La bestial ‘Infinito’, borracha de mejicanismos, inclasificable y al mismo tiempo clásica, tanto que aún sabiendo que pertenece a «Pequeño» te preguntas si Chavela Vargas no la hizo suya allá por los cincuenta del D.F. más canalla y bohemio, dio paso a la torrencial ‘El hombre delgado que no flaqueará jamás’. Un «tour de force» que en directo acojona. ‘Despierta’, el aldabonazo político que abría «Palosanto», con sus guiños al rythm and blues tóxico de Mali y sus teclados gaseosos, añadía intensidad a la pócima. Le siguió una tacada de Héroes y la estremecedora ‘Lady blue’. Cantada, dicho sea, no muy lejos de los difuntos The Magic Shop, el cavernoso estudio del Soho donde fueron grabados los últimos dos discos de David Bowie y que chapó hace un mes, víctima de la ola especulativa que eviscera Manhattan.

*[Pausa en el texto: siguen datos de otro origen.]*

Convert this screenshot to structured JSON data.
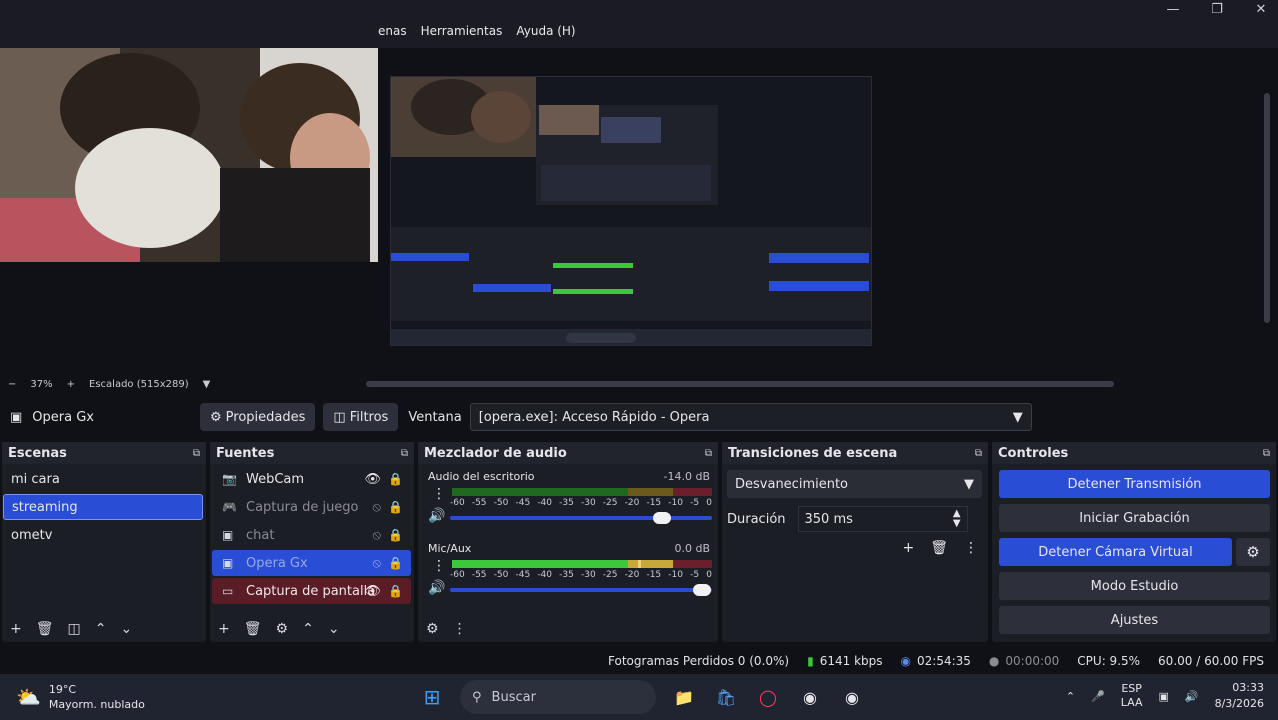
{
  "menu": [
    "enas",
    "Herramientas",
    "Ayuda (H)"
  ],
  "window_controls": [
    "minimize-icon",
    "maximize-icon",
    "close-icon"
  ],
  "zoom": {
    "percent": "37%",
    "scale_label": "Escalado (515x289)"
  },
  "source_toolbar": {
    "source_name": "Opera Gx",
    "properties_label": "Propiedades",
    "filters_label": "Filtros",
    "window_label": "Ventana",
    "window_value": "[opera.exe]: Acceso Rápido - Opera"
  },
  "scenes": {
    "title": "Escenas",
    "items": [
      "mi cara",
      "streaming",
      "ometv"
    ],
    "selected": "streaming"
  },
  "sources": {
    "title": "Fuentes",
    "items": [
      {
        "name": "WebCam",
        "icon": "camera-icon",
        "visible": true
      },
      {
        "name": "Captura de juego",
        "icon": "gamepad-icon",
        "visible": false
      },
      {
        "name": "chat",
        "icon": "window-icon",
        "visible": false
      },
      {
        "name": "Opera Gx",
        "icon": "window-icon",
        "visible": false
      },
      {
        "name": "Captura de pantalla",
        "icon": "monitor-icon",
        "visible": true
      }
    ]
  },
  "mixer": {
    "title": "Mezclador de audio",
    "channels": [
      {
        "name": "Audio del escritorio",
        "db": "-14.0 dB",
        "volume": 0.81
      },
      {
        "name": "Mic/Aux",
        "db": "0.0 dB",
        "volume": 0.96
      }
    ],
    "ticks": [
      "-60",
      "-55",
      "-50",
      "-45",
      "-40",
      "-35",
      "-30",
      "-25",
      "-20",
      "-15",
      "-10",
      "-5",
      "0"
    ]
  },
  "transitions": {
    "title": "Transiciones de escena",
    "selected": "Desvanecimiento",
    "duration_label": "Duración",
    "duration_value": "350 ms"
  },
  "controls": {
    "title": "Controles",
    "stop_stream": "Detener Transmisión",
    "start_record": "Iniciar Grabación",
    "stop_virtual_cam": "Detener Cámara Virtual",
    "studio_mode": "Modo Estudio",
    "settings": "Ajustes"
  },
  "status": {
    "dropped": "Fotogramas Perdidos 0 (0.0%)",
    "bitrate": "6141 kbps",
    "stream_time": "02:54:35",
    "record_time": "00:00:00",
    "cpu": "CPU: 9.5%",
    "fps": "60.00 / 60.00 FPS"
  },
  "taskbar": {
    "temp": "19°C",
    "weather": "Mayorm. nublado",
    "search": "Buscar",
    "lang1": "ESP",
    "lang2": "LAA",
    "time": "03:33",
    "date": "8/3/2026"
  },
  "colors": {
    "accent": "#2a4dd6",
    "meter_green": "#3bc83b",
    "meter_yellow": "#c8a838",
    "meter_red": "#c83a4a"
  }
}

La alusión al Duque Blanco, a la tristeza y al “nada queda de las vueltas que el tiempo nos dio / todo se fue con el huracán”, más pertinente que nunca por cuanto ‘Lady blue’ invoca el pulso frío y derretido que patentó Bowie, puso el broche.
En la la rueda de los bises ‘Más alto que nosotros sólo el cielo’ presentaba a un Bunbury que sabe ajustarse el traje de terciopelo como nadie. ‘El rescate’, la desoladora carta de desamor de ese «Blood on the tracks» funambulista y viajero que es el «El viaje a ninguna parte», sonó junto a ‘La chispa adecuada’. ‘Los habitantes’, primera cata que ofrecía del fabuloso «Las consecuencias», del que también cantó la cegadora ‘De todo el mundo’ y la apropiada despedida de ‘…Y al final’, con su trote de vals mejicano y fantasmagórico, remachaban por todo lo alto un concierto histórico.
¿Qué es el rock?, pregunta el nieto a su abuelo mientras clava en la pantalla del teléfono su pupila azul. Bien, veamos. ¿Qué tal Enrique Bunbury, con seguridad la estrella más internacional que jamás hayamos tenido, mientras silba metralla y cauteriza heridas?
Y ya, aquí lo dejo, que por más que insista no hay forma de reembolsar mediante palabras todo lo que recibimos.